What Are My Career Options in Investment Management?

Find out about the types of jobs you could pursue in investment management. Read on to learn more about career options along with salary and education information. Schools offering Finance Investments & Securities degrees can also be found in these popular choices.

What Careers Are Available in Investment Management?

When people are financially secure enough, they usually find ways to invest some of their funds for such things as college or retirement. These investments need to be handled by experts in the field such as financial managers and investment bankers.
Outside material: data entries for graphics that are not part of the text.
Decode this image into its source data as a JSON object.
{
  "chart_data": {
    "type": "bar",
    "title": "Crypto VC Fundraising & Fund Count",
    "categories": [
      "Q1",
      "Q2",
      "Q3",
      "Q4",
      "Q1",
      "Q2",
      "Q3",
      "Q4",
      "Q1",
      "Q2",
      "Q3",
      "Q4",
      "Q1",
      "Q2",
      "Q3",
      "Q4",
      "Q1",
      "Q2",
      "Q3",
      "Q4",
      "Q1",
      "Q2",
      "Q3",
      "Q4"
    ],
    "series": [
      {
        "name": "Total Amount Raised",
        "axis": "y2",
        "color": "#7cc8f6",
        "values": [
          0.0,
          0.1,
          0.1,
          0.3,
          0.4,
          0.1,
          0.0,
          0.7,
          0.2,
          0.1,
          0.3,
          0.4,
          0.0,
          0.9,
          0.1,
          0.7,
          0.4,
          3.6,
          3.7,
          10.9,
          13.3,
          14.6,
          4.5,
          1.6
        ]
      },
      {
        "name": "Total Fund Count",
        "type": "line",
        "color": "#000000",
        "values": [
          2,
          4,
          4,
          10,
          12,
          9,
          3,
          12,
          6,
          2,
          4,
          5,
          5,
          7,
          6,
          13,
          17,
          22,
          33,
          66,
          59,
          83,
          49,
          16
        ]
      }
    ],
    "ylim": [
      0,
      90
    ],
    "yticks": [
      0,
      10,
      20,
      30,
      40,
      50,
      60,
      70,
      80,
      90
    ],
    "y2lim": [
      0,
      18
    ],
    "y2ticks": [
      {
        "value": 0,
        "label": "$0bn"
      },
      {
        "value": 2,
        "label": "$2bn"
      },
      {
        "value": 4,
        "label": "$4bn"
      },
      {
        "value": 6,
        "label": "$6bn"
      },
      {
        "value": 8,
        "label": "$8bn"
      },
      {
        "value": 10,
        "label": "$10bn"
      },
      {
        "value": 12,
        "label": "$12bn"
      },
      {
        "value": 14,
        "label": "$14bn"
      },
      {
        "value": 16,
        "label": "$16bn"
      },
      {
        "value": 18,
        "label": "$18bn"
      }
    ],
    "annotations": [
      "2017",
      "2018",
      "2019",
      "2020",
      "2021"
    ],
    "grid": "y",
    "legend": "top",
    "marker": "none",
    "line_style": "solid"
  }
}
Those with invested funds may need a risk manager to assess whether funds need to be moved to protect their profitability.

Investment managers use their trained knowledge of finance and investments to oversee mergers and acquisitions or manage financial risks. The following chart gives you an overview of what you need to know about entering this field.

Financial Manager Risk Manager Investment Banker
Degree Required Bachelor's degree at minimum, master's degree for advancement Bachelor's degree at minimum, master's degree for advancement Bachelor's degree at minimum, master's degree for advancement
Key Responsibilities Oversee mergers and acquisitions or advise firms that want to issue stocks and bonds Limit financial losses due to inflation or spikes in commodity prices Trade stocks and bonds for a company
Certification Optional Optional Optional
Job Growth (2014-2024) 7%* 12% (for all financial analysts)* 10% (for all securities, commodities and financial services sales agents)*
Median Salary (2015) $117,990* $80,310 (for all financial analysts)* $71,550 (for all securities, commodities and financial services sales agents)*

Source: *U.S. Bureau of Labor Statistics

Investment Management Job Options

If you are considering a career in investment management, you have a variety of options. For example, you could work as a financial manager, risk manager or investment banking sales agent. You can find these jobs in banks, brokerage firms, credit unions and insurance companies.

Working in finance as an investment banker, you may oversee mergers and acquisitions or advise firms that want to issue stocks and bonds. As a risk manager, you're responsible for limiting financial losses due to inflation or spikes in commodity prices. Investment banking sales agents trade stocks and bonds for their companies.

What Education and Training Will I Need?

A July 2014 search for investment management and banking positions at Monster.com and CareerBuilder.com indicated there are positions available in a variety of industries, including aerospace and defense; energy and public utilities; and information technology. Most positions at this level require at least a bachelor's degree and anywhere from 3-7 years of experience.

Earning a Bachelor of Science (B.S.) in Business Administration, a B.S. in Finance or a related degree can prepare you for an investment management career. According to the U.S. Bureau of Labor Statistics (BLS), a Master of Business Administration or a similar master's degree is generally required for career advancement and may be preferred by employers. Pursuing voluntary certification, such as the Chartered Financial Analyst (CFA) designation, may also increase your employment options. Although not required for all positions, brokers and investment bankers often need to obtain a license and register with the Financial Industry Regulatory Authority.

How Much Can I Earn?

Your salary potential can vary based on the type of investment management job you pursue. In May 2015, the BLS reported that financial managers earned a median salary of $117,990. In the same year, securities, commodities and financial services sales agents, including investment bankers, earned an average of $71,550. Financial analysts such as risk managers averaged $80,310 per year.

What Are Some Related Alternative Careers?

Related alternative careers in finance management require a bachelor's degree. One related career might be as a budget analyst which help companies and private clients in keeping their daily finances organized. Another career field could be in insurance underwriting to use your financial skills to write the best insurance policies for people and organizations. A third alternative could have you working as a budget analyst collecting and analyzing financial data and then writing reports making recommendations to executives.